SBD/February 29, 2012/Franchises

EPL Club Aston Villa Announces Record Loss For Year Ending May 31, 2011

Aston Villa's losses have deepened every year under Lerner's ownership
EPL club Aston Villa announced that it lost $86.1M (all figures U.S.) in the year from June 1, 2010 to May 31, 2011, which is a "record loss" since Randy Lerner bought the club in '06, according to David Conn of the GUARDIAN. Under Lerner's ownership, the team's losses "have deepened every year." Lerner himself "continues to fund the club, via an ultimate holding company," called Reform Acquisitions, and Aston Villa said that Lerner has "invested a further" $39.9M into the club. Documents indicate that the total Lerner has invested in return for shares is now $212M. He has "also put money in as loans, but Villa did not release full figures, only the headlines of their financial results, so the total Lerner has invested is not yet known." However, the club "pointed to a slight increase in the club's annual income to a record" $146.6M (GUARDIAN, 2/29). In London, Peter Lansley notes the deficit of $86.1M -- up from $59.9M-- "explains the urgency with which Villa have moved to address their financial plight." With "average crowds dropping, the team facing their lowest league finish" since '06 and F Darren Bent "ruled out for the rest of the season, Villa are countenancing a new and harsh reality" (LONDON TIMES, 2/29).

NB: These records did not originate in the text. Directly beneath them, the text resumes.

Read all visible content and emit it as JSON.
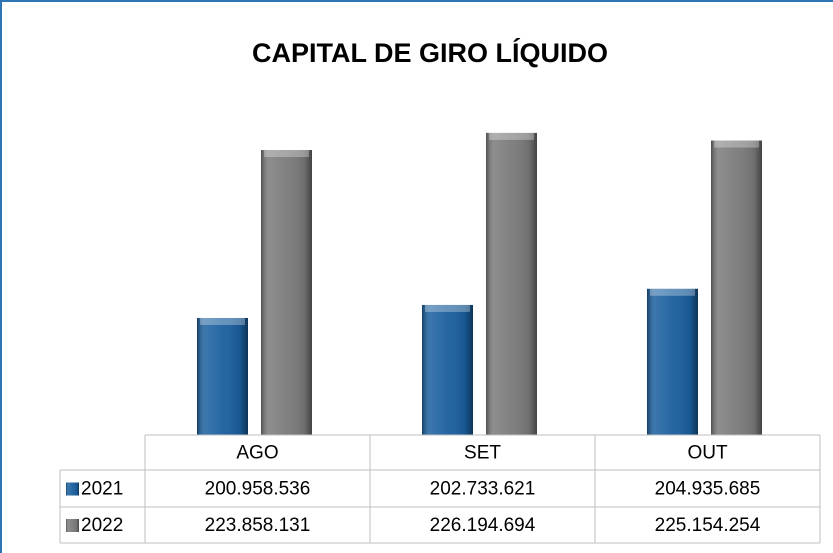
{
  "chart_data": {
    "type": "bar",
    "title": "CAPITAL DE GIRO LÍQUIDO",
    "categories": [
      "AGO",
      "SET",
      "OUT"
    ],
    "series": [
      {
        "name": "2021",
        "color": "#1a5f9e",
        "values": [
          200958536,
          202733621,
          204935685
        ],
        "value_labels": [
          "200.958.536",
          "202.733.621",
          "204.935.685"
        ]
      },
      {
        "name": "2022",
        "color": "#7a7a7a",
        "values": [
          223858131,
          226194694,
          225154254
        ],
        "value_labels": [
          "223.858.131",
          "226.194.694",
          "225.154.254"
        ]
      }
    ],
    "ylim": [
      185000000,
      230000000
    ]
  }
}
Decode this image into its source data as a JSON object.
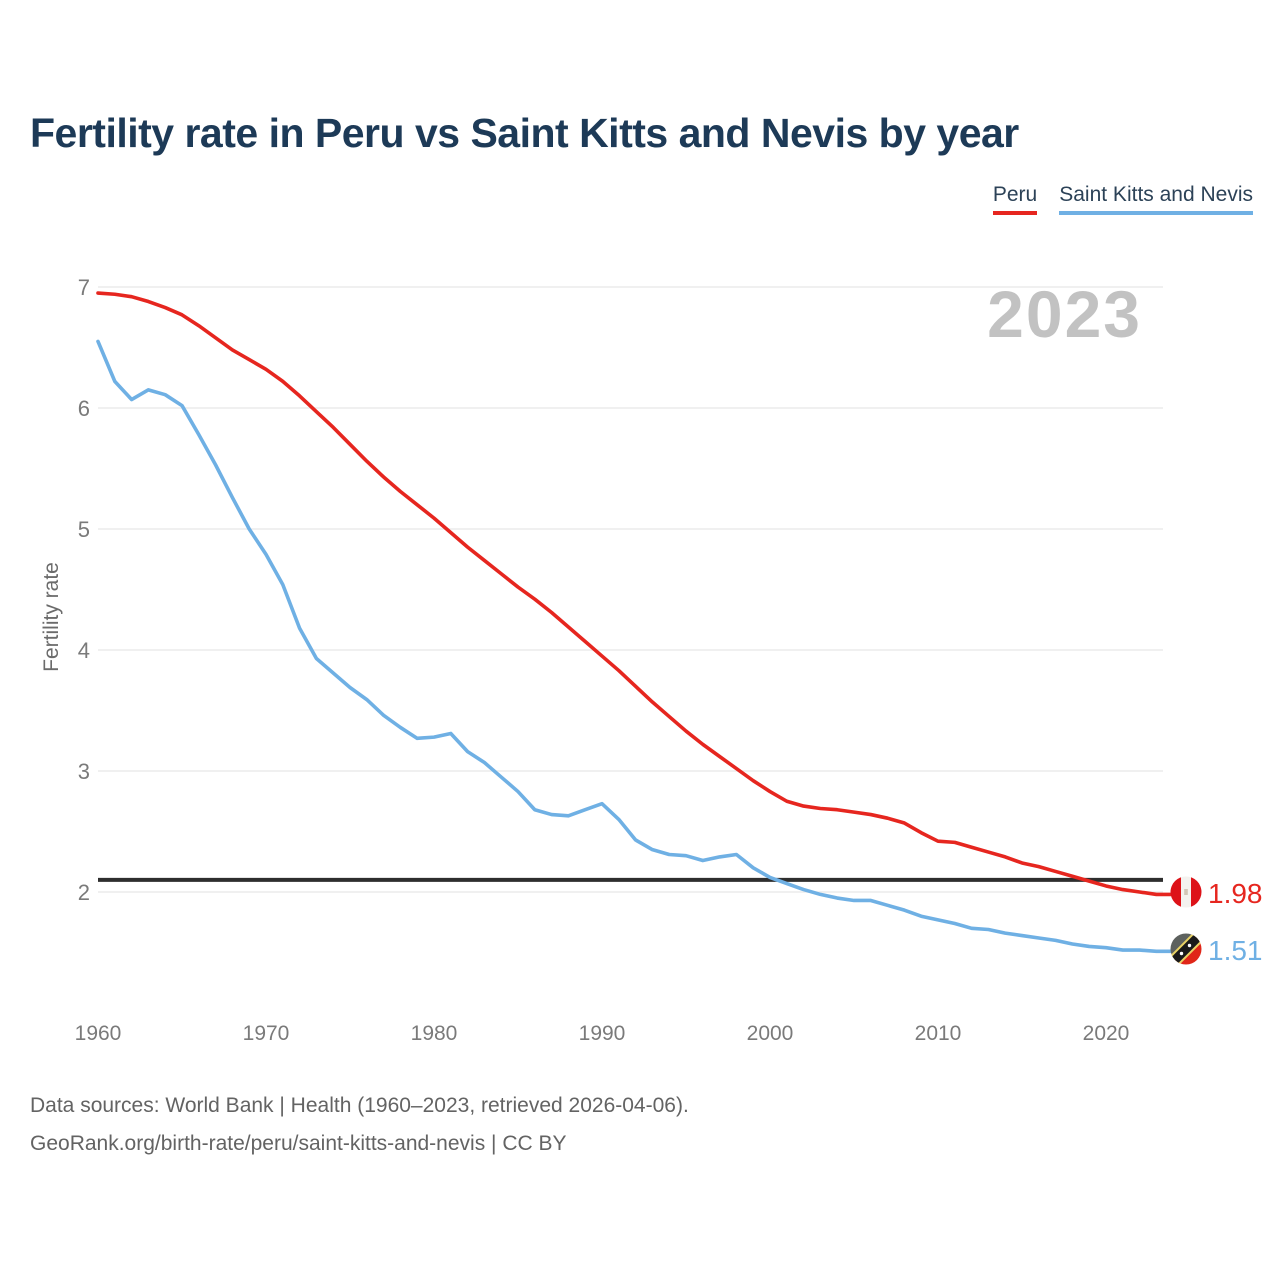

RISING PROFITS: The BBC reported EPL club Arsenal has seen a "huge rise in profits" to $78.9M following the sale of several key players. The profit from May-November '11 compares with a loss of $9.7M for the same period in '10. Some $66.3M of the club's profits "came from player trading." The figures "saw Arsenal's cash reserves rise" to $183.6M, up from $176M. Turnover from soccer rose to $180.9M from $155.6M (BBC.co.uk, 2/27). In London, Rory Smith noted Arsenal CEO Ivan Gazidis was "quick to warn that, contrary to speculation, not all of that money is theoretically available to be spent on players," as much of it is "earmarked for wages, running costs and a 'rainy day' fund designed to improve a cushion should Arsenal miss out on the Champions League" (LONDON TIMES, 2/28).